The USSF has set a Feb. 1 deadline to reach an agreement before it would commit to sending a replacement team to Trinidad and Tobago for the Feb. 9 match -- the first of 10 qualifiers over the next nine months. The Americans are heavily favored to earn one of the region's three automatic berths in the World Cup, but the absence of their top players from MLS and European leagues would make it much more difficult.
"This is our team moving forward," USSF Secretary General Dan Flynn said in a telephone interview from Chicago. "We had to keep clicking through names, but we've got our team. We're confident we can compete for a spot in the World Cup."

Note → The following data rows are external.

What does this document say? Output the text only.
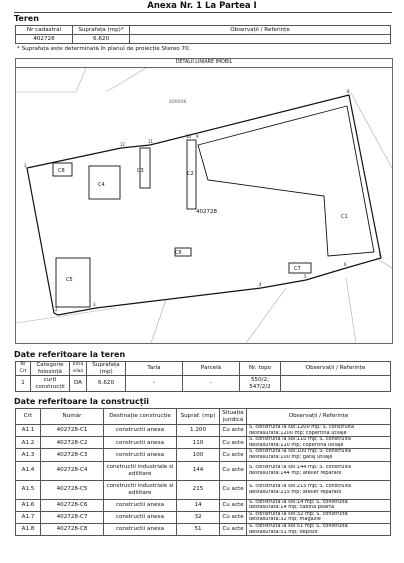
Anexa Nr. 1 La Partea I
Teren
Nr cadastral	Suprafața (mp)*	Observații / Referințe
402728	6.620	
* Suprafața este determinată în planul de proiecție Stereo 70.
DETALII LINIARE IMOBIL
C1
C2
C3
C4
C5
C6
C7
C8
402728
400008
1
2
3
4
5
6
7
8
9
10
11
12
Date referitoare la teren
Nr Crt	Categorie folosință	Intra vilan	Suprafața (mp)	Tarla	Parcelă	Nr. topo	Observații / Referințe
1	curți construcții	DA	6.620	-	-	550/2; 547/2/2	
Date referitoare la construcții
Crt	Număr	Destinație construcție	Supraf. (mp)	Situație juridică	Observații / Referințe
A1.1	402728-C1	constructii anexa	1.200	Cu acte	S. construita la sol:1200 mp; S. construita
desfasurata:1200 mp; copertina utilaje

A1.2	402728-C2	constructii anexa	110	Cu acte	S. construita la sol:110 mp; S. construita
desfasurata:110 mp; copertina utilaje

A1.3	402728-C3	constructii anexa	100	Cu acte	S. construita la sol:100 mp; S. construita
desfasurata:100 mp; garaj utilaje

A1.4	402728-C4	constructii industriale si edilitare	144	Cu acte	S. construita la sol:144 mp; S. construita
desfasurata:144 mp; atelier reparatii

A1.5	402728-C5	constructii industriale si edilitare	215	Cu acte	S. construita la sol:215 mp; S. construita
desfasurata:215 mp; atelier reparatii

A1.6	402728-C6	constructii anexa	14	Cu acte	S. construita la sol:14 mp; S. construita
desfasurata:14 mp; cabina poarta

A1.7	402728-C7	constructii anexa	32	Cu acte	S. construita la sol:32 mp; S. construita
desfasurata:32 mp; magazie

A1.8	402728-C8	constructii anexa	51	Cu acte	S. construita la sol:51 mp; S. construita
desfasurata:51 mp; depozit
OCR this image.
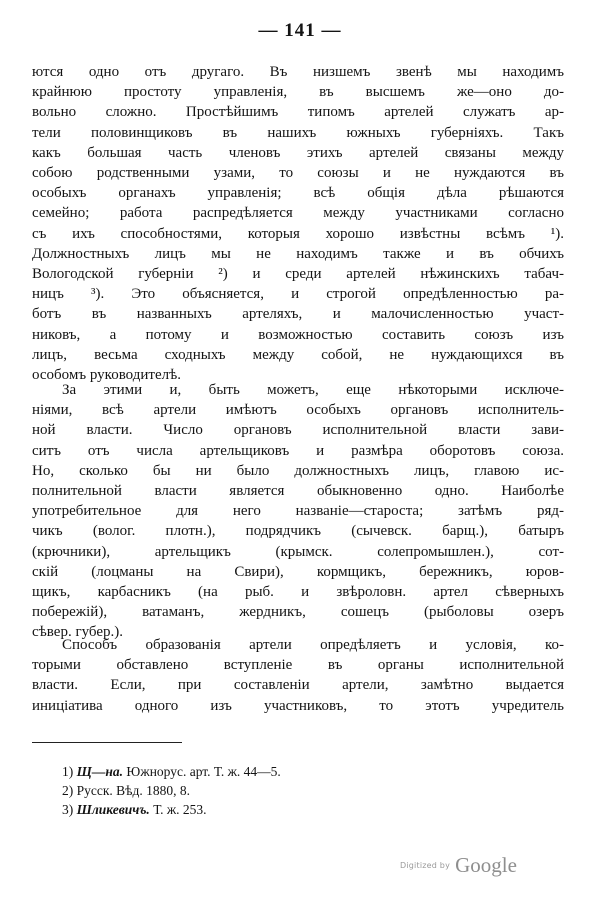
— 141 —
ются одно отъ другаго. Въ низшемъ звенѣ мы находимъ
крайнюю простоту управленія, въ высшемъ же—оно до-
вольно сложно. Простѣйшимъ типомъ артелей служатъ ар-
тели половинщиковъ въ нашихъ южныхъ губерніяхъ. Такъ
какъ большая часть членовъ этихъ артелей связаны между
собою родственными узами, то союзы и не нуждаются въ
особыхъ органахъ управленія; всѣ общія дѣла рѣшаются
семейно; работа распредѣляется между участниками согласно
съ ихъ способностями, которыя хорошо извѣстны всѣмъ ¹).
Должностныхъ лицъ мы не находимъ также и въ обчихъ
Вологодской губерніи ²) и среди артелей нѣжинскихъ табач-
ницъ ³). Это объясняется, и строгой опредѣленностью ра-
ботъ въ названныхъ артеляхъ, и малочисленностью участ-
никовъ, а потому и возможностью составить союзъ изъ
лицъ, весьма сходныхъ между собой, не нуждающихся въ
особомъ руководителѣ.
За этими и, быть можетъ, еще нѣкоторыми исключе-
ніями, всѣ артели имѣютъ особыхъ органовъ исполнитель-
ной власти. Число органовъ исполнительной власти зави-
ситъ отъ числа артельщиковъ и размѣра оборотовъ союза.
Но, сколько бы ни было должностныхъ лицъ, главою ис-
полнительной власти является обыкновенно одно. Наиболѣе
употребительное для него названіе—староста; затѣмъ ряд-
чикъ (волог. плотн.), подрядчикъ (сычевск. барщ.), батыръ
(крючники), артельщикъ (крымск. солепромышлен.), сот-
скій (лоцманы на Свири), кормщикъ, бережникъ, юров-
щикъ, карбасникъ (на рыб. и звѣроловн. артел сѣверныхъ
побережій), ватаманъ, жердникъ, сошецъ (рыболовы озеръ
сѣвер. губер.).
Способъ образованія артели опредѣляетъ и условія, ко-
торыми обставлено вступленіе въ органы исполнительной
власти. Если, при составленіи артели, замѣтно выдается
иниціатива одного изъ участниковъ, то этотъ учредитель
1) Щ—на. Южнорус. арт. Т. ж. 44—5.
2) Русск. Вѣд. 1880, 8.
3) Шликевичъ. Т. ж. 253.
Digitized by Google
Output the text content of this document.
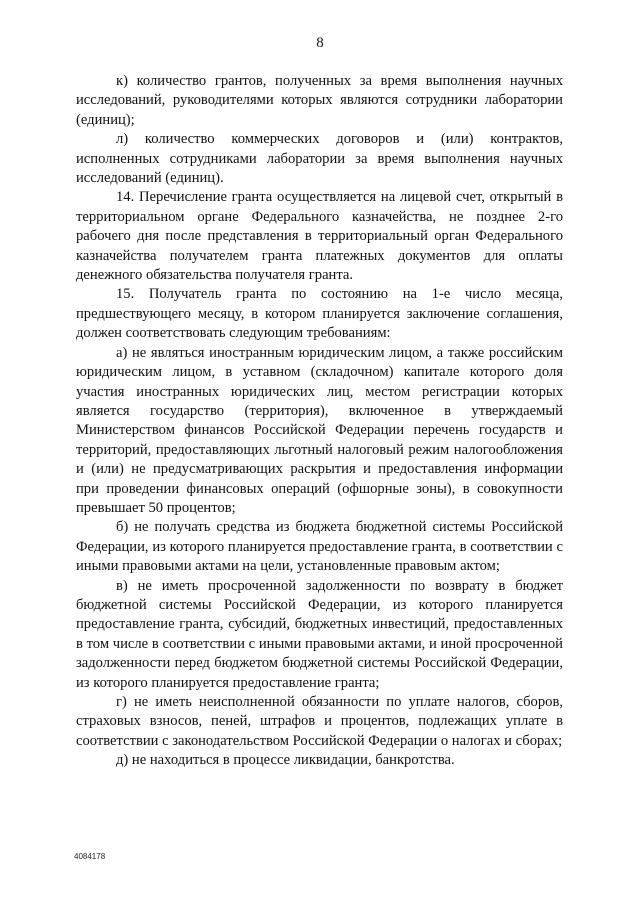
8

к) количество грантов, полученных за время выполнения научных исследований, руководителями которых являются сотрудники лаборатории (единиц);

л) количество коммерческих договоров и (или) контрактов, исполненных сотрудниками лаборатории за время выполнения научных исследований (единиц).

14. Перечисление гранта осуществляется на лицевой счет, открытый в территориальном органе Федерального казначейства, не позднее 2-го рабочего дня после представления в территориальный орган Федерального казначейства получателем гранта платежных документов для оплаты денежного обязательства получателя гранта.

15. Получатель гранта по состоянию на 1-е число месяца, предшествующего месяцу, в котором планируется заключение соглашения, должен соответствовать следующим требованиям:

а) не являться иностранным юридическим лицом, а также российским юридическим лицом, в уставном (складочном) капитале которого доля участия иностранных юридических лиц, местом регистрации которых является государство (территория), включенное в утверждаемый Министерством финансов Российской Федерации перечень государств и территорий, предоставляющих льготный налоговый режим налогообложения и (или) не предусматривающих раскрытия и предоставления информации при проведении финансовых операций (офшорные зоны), в совокупности превышает 50 процентов;

б) не получать средства из бюджета бюджетной системы Российской Федерации, из которого планируется предоставление гранта, в соответствии с иными правовыми актами на цели, установленные правовым актом;

в) не иметь просроченной задолженности по возврату в бюджет бюджетной системы Российской Федерации, из которого планируется предоставление гранта, субсидий, бюджетных инвестиций, предоставленных в том числе в соответствии с иными правовыми актами, и иной просроченной задолженности перед бюджетом бюджетной системы Российской Федерации, из которого планируется предоставление гранта;

г) не иметь неисполненной обязанности по уплате налогов, сборов, страховых взносов, пеней, штрафов и процентов, подлежащих уплате в соответствии с законодательством Российской Федерации о налогах и сборах;

д) не находиться в процессе ликвидации, банкротства.

4084178
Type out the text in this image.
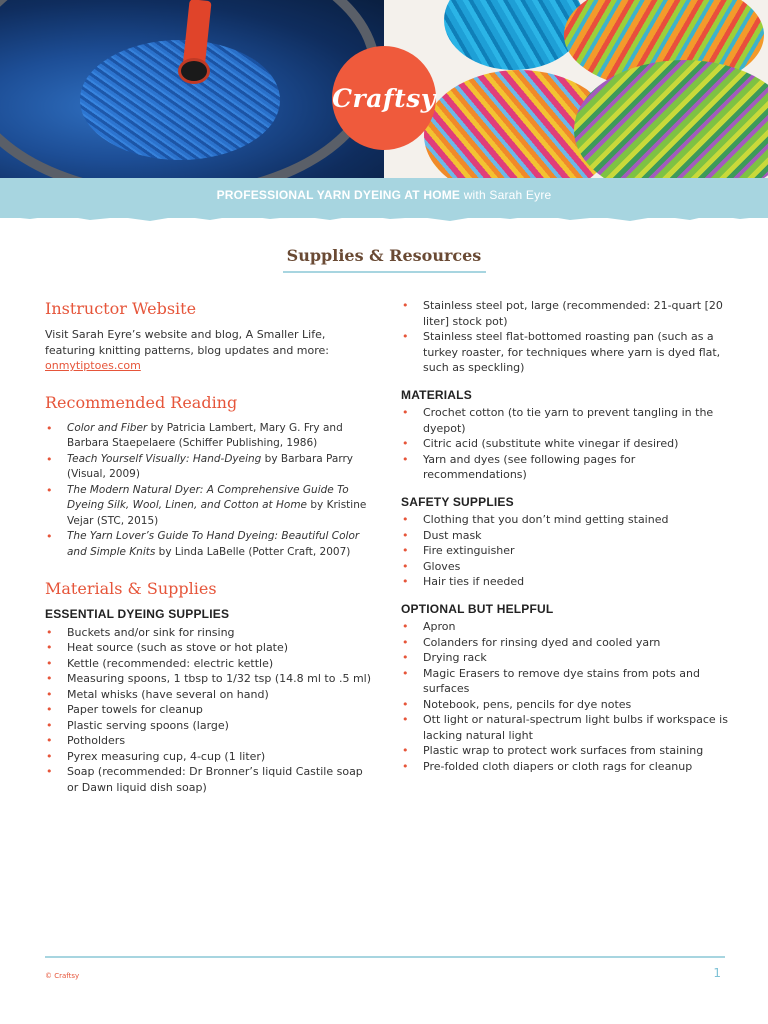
Craftsy
PROFESSIONAL YARN DYEING AT HOME with Sarah Eyre
Supplies & Resources
Instructor Website

Visit Sarah Eyre’s website and blog, A Smaller Life, featuring knitting patterns, blog updates and more:
onmytiptoes.com

Recommended Reading
• Color and Fiber by Patricia Lambert, Mary G. Fry and Barbara Staepelaere (Schiffer Publishing, 1986)
• Teach Yourself Visually: Hand-Dyeing by Barbara Parry (Visual, 2009)
• The Modern Natural Dyer: A Comprehensive Guide To Dyeing Silk, Wool, Linen, and Cotton at Home by Kristine Vejar (STC, 2015)
• The Yarn Lover’s Guide To Hand Dyeing: Beautiful Color and Simple Knits by Linda LaBelle (Potter Craft, 2007)
Materials & Supplies
ESSENTIAL DYEING SUPPLIES
• Buckets and/or sink for rinsing
• Heat source (such as stove or hot plate)
• Kettle (recommended: electric kettle)
• Measuring spoons, 1 tbsp to 1/32 tsp (14.8 ml to .5 ml)
• Metal whisks (have several on hand)
• Paper towels for cleanup
• Plastic serving spoons (large)
• Potholders
• Pyrex measuring cup, 4-cup (1 liter)
• Soap (recommended: Dr Bronner’s liquid Castile soap or Dawn liquid dish soap)
• Stainless steel pot, large (recommended: 21-quart [20 liter] stock pot)
• Stainless steel flat-bottomed roasting pan (such as a turkey roaster, for techniques where yarn is dyed flat, such as speckling)
MATERIALS
• Crochet cotton (to tie yarn to prevent tangling in the dyepot)
• Citric acid (substitute white vinegar if desired)
• Yarn and dyes (see following pages for recommendations)
SAFETY SUPPLIES
• Clothing that you don’t mind getting stained
• Dust mask
• Fire extinguisher
• Gloves
• Hair ties if needed
OPTIONAL BUT HELPFUL
• Apron
• Colanders for rinsing dyed and cooled yarn
• Drying rack
• Magic Erasers to remove dye stains from pots and surfaces
• Notebook, pens, pencils for dye notes
• Ott light or natural-spectrum light bulbs if workspace is lacking natural light
• Plastic wrap to protect work surfaces from staining
• Pre-folded cloth diapers or cloth rags for cleanup
© Craftsy	1
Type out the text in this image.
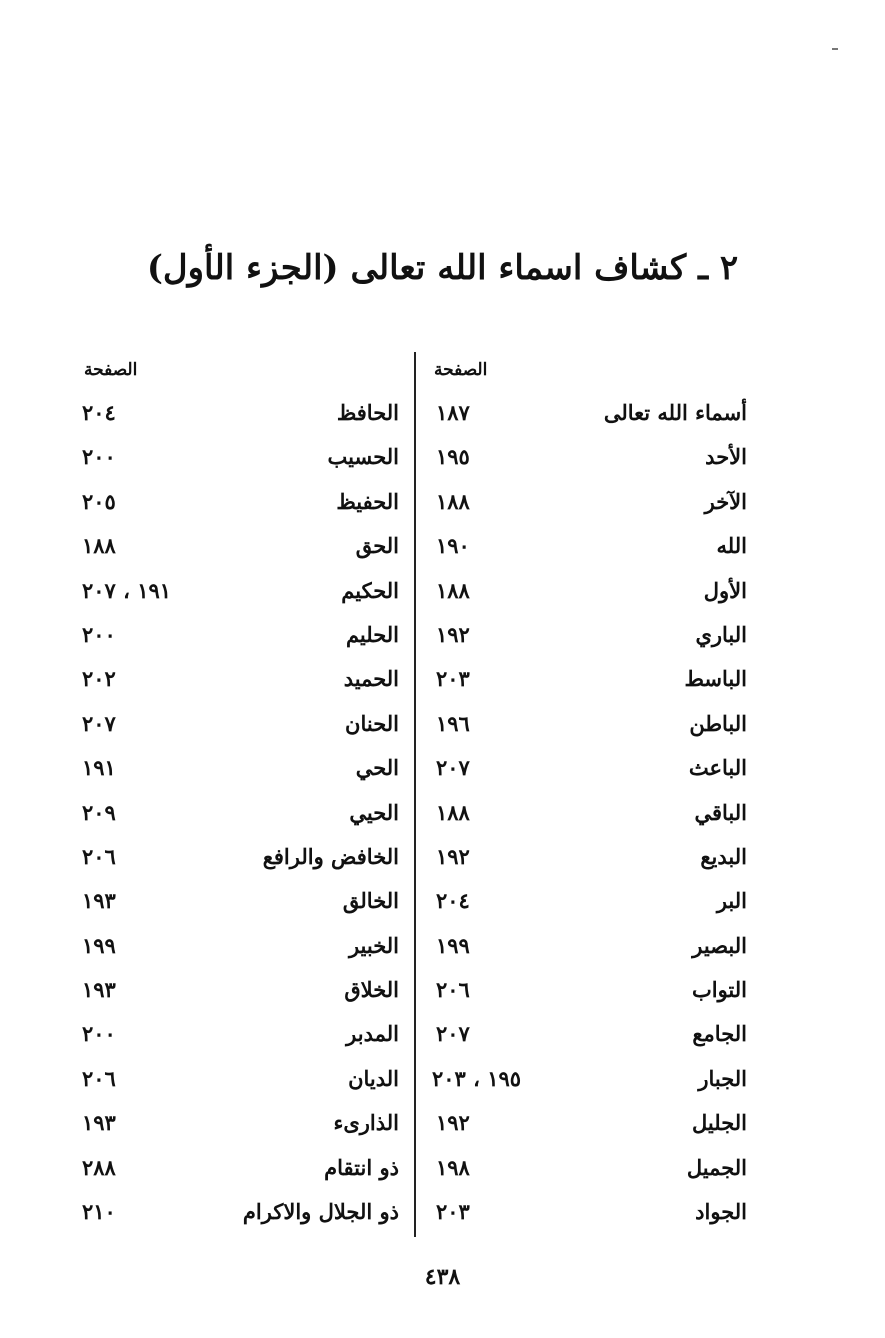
٢ ـ كشاف اسماء الله تعالى (الجزء الأول)
الصفحة
أسماء الله تعالى
١٨٧
الأحد
١٩٥
الآخر
١٨٨
الله
١٩٠
الأول
١٨٨
الباري
١٩٢
الباسط
٢٠٣
الباطن
١٩٦
الباعث
٢٠٧
الباقي
١٨٨
البديع
١٩٢
البر
٢٠٤
البصير
١٩٩
التواب
٢٠٦
الجامع
٢٠٧
الجبار
١٩٥ ، ٢٠٣
الجليل
١٩٢
الجميل
١٩٨
الجواد
٢٠٣
الصفحة
الحافظ
٢٠٤
الحسيب
٢٠٠
الحفيظ
٢٠٥
الحق
١٨٨
الحكيم
١٩١ ، ٢٠٧
الحليم
٢٠٠
الحميد
٢٠٢
الحنان
٢٠٧
الحي
١٩١
الحيي
٢٠٩
الخافض والرافع
٢٠٦
الخالق
١٩٣
الخبير
١٩٩
الخلاق
١٩٣
المدبر
٢٠٠
الديان
٢٠٦
الذارىء
١٩٣
ذو انتقام
٢٨٨
ذو الجلال والاكرام
٢١٠
٤٣٨
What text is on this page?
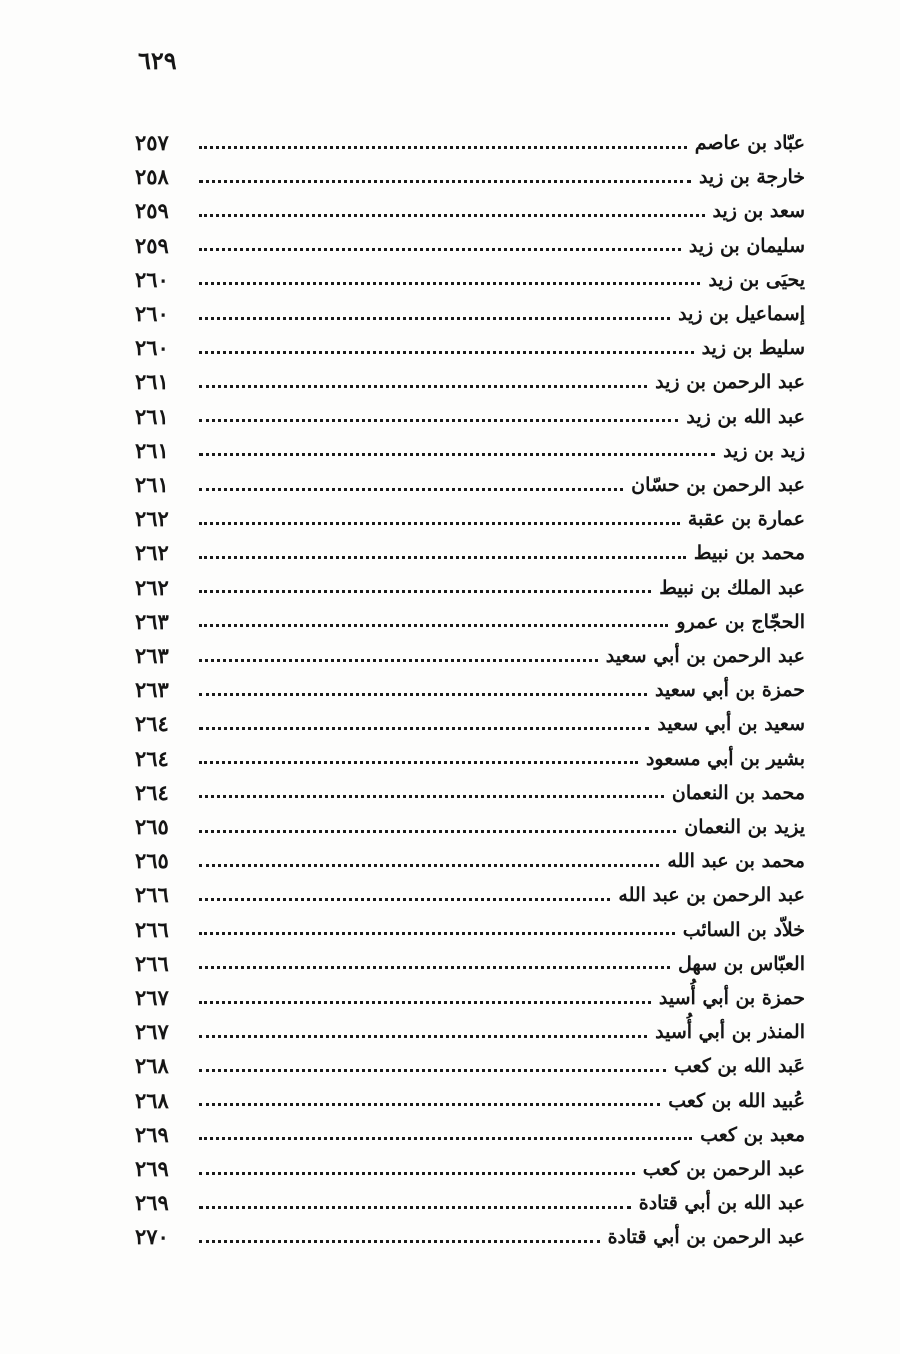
٦٢٩
٢٥٧	عبّاد بن عاصم
٢٥٨	خارجة بن زيد
٢٥٩	سعد بن زيد
٢٥٩	سليمان بن زيد
٢٦٠	يحيَى بن زيد
٢٦٠	إسماعيل بن زيد
٢٦٠	سليط بن زيد
٢٦١	عبد الرحمن بن زيد
٢٦١	عبد الله بن زيد
٢٦١	زيد بن زيد
٢٦١	عبد الرحمن بن حسّان
٢٦٢	عمارة بن عقبة
٢٦٢	محمد بن نبيط
٢٦٢	عبد الملك بن نبيط
٢٦٣	الحجّاج بن عمرو
٢٦٣	عبد الرحمن بن أبي سعيد
٢٦٣	حمزة بن أبي سعيد
٢٦٤	سعيد بن أبي سعيد
٢٦٤	بشير بن أبي مسعود
٢٦٤	محمد بن النعمان
٢٦٥	يزيد بن النعمان
٢٦٥	محمد بن عبد الله
٢٦٦	عبد الرحمن بن عبد الله
٢٦٦	خلاّد بن السائب
٢٦٦	العبّاس بن سهل
٢٦٧	حمزة بن أبي أُسيد
٢٦٧	المنذر بن أبي أُسيد
٢٦٨	عَبد الله بن كعب
٢٦٨	عُبيد الله بن كعب
٢٦٩	معبد بن كعب
٢٦٩	عبد الرحمن بن كعب
٢٦٩	عبد الله بن أبي قتادة
٢٧٠	عبد الرحمن بن أبي قتادة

Because of the impasse, the USSF could only invite players who have never played for the senior national team or been invited to a training camp. In a show of solidarity with the U.S. veterans, many young MLS players, including D.C. United's Brian Carroll, Bryan Namoff and Troy Perkins, turned down invitations last week.
Sources said Arena met with several USL coaches and general managers during the National Soccer Coaches Association of America convention in Baltimore last week to build a roster. USL spokesman Gerald Barnhart referred questions about the replacement players to the USSF.
"It's a chance of a lifetime for these guys," one USL team official said, requesting anonymity to avoid upsetting the USSF. "They've really got nothing to lose."
The replacement players will be paid the amount that the USSF has offered in talks with the union, Flynn said.
Players' association chief Mark Levinstein said he didn't want to comment on the opening of training camp with the replacement players. He did say both sides were trying to schedule new talks soon.
The sides appeared close to a deal last week, but Flynn said the union's request for an advance payment of $200,000 helped kill it. Levinstein disputed that claim, saying: "They're so funny. It was not like that at all."